# Sundown Re-Open 3-12



## planb420 (Mar 11, 2011)

:beer:The institution to re-open 3-12 @ 8 am, who's gonna be there for the opening bell?:beer:

I am seriously BUSTING at the seems to get back out there and shred some spring conditions after being froced off the mountain for the past 2 days. Its almost torture living this close to the mountain seeing all that snow getting pelted by the rain, but its good to know that they have a STELLAR terrain/grooming crew and I have no doubt that they will yet again have a stellar product to share with us all!!!

Also wondered if anyone else keeps a log of their entire season...like conditions, events, photos, ect... I use it to track my season and compare it to some of my college buddies I used to ride with to see who gets the most Days/Hours in a season. This challange is quite lopsided due to one of them being located in Brec, CO, but I am giving him a run for his money this year with all the great snow we have had...I have logged 54 days and 256 hours on the fluffy white stuff this year to his 44/210...but his season will without a doubt be a few weeks longer than mine....so I gotta get while the gettin is good! If I win this year it will be my first "King of the Mountain" title since we all left college, yeah its a dumb little competition but its a fun way to stay in touch year after year. Here is a link to my log with pictures and descriptions:

http://www.facebook.com/cmedlar#!/notes/cory-medlar/2010-11-snowboard-season-tracker/477325681296


----------



## bvibert (Mar 11, 2011)

I'll be there bright and early to open the place up.  See you in the lift line!


----------



## planb420 (Mar 11, 2011)

Or parking cars in the lot...?


----------



## Greg (Mar 11, 2011)

Skiing with my daughters tomorrow.


----------



## gmcunni (Mar 12, 2011)

Greg said:


> Skiing with my daughters tomorrow.



be careful on the unattended magic carpet


----------



## bvibert (Mar 12, 2011)

gmcunni said:


> be careful on the unattended magic carpet



Not gonna happen at Sundown!


----------



## o3jeff (Mar 12, 2011)

Greg said:


> Skiing with my daughters tomorrow.



I'm heading over around 10 and should have a kid in tow so I'll keep an eye out for you.


----------



## Greg (Mar 12, 2011)

o3jeff said:


> I'm heading over around 10 and should have a kid in tow so I'll keep an eye out for you.



Same here!


----------



## gmcunni (Mar 12, 2011)

plan (to be confirmed once my daughter wakes up) is to be there around lunch time w/ 1 kid


----------



## severine (Mar 12, 2011)

Won't be there til my shift tonight. Leave some goods for me!


----------



## planb420 (Mar 12, 2011)

STELLAR DAY! I got me some first chair again and rode velvety soft snow from 8 till 1pm, I ran into Greg and his lil groms playing on Toms:razz: real fun day all around and getting better by the hour....enjoy late takers


----------



## bvibert (Mar 12, 2011)

It looked really nice out there today.  I wish I could have gotten out!  Glad some of you guys were getting after it.  Gary, I saw you heading back to the lift from Gunny a couple of times, how were the bumps?

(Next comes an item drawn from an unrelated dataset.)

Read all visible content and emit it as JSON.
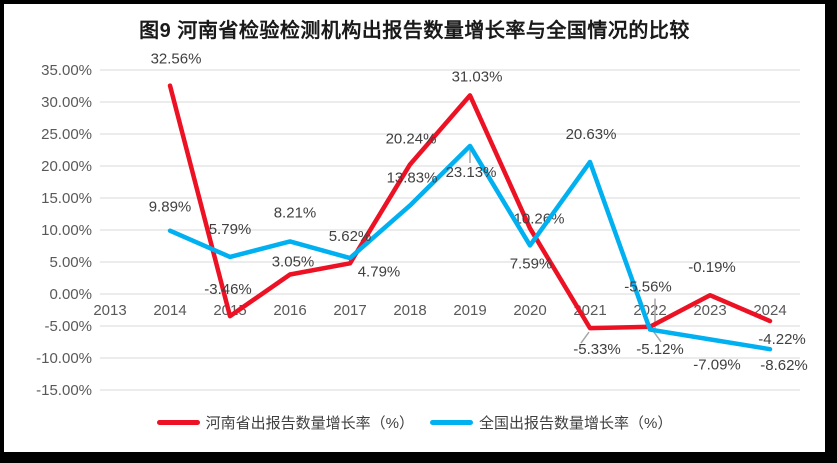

BTW - Gunny re-seed will happen tonight!


----------



## o3jeff (Mar 12, 2011)

bvibert said:


> It looked really nice out there today.  I wish I could have gotten out!  Glad some of you guys were getting after it.  Gary, I saw you heading back to the lift from Gunny a couple of times, how were the bumps?
> 
> BTW - Gunny re-seed will happen tonight!



Didn't see you at all today, did you come out of the little hut at all or were you tending to the magic carpet all day?


----------



## bvibert (Mar 12, 2011)

o3jeff said:


> Didn't see you at all today, did you come out of the little hut at all or were you tending to the magic carpet all day?



I was around.  Someone had to make sure the carpet was fully staffed at all times....


----------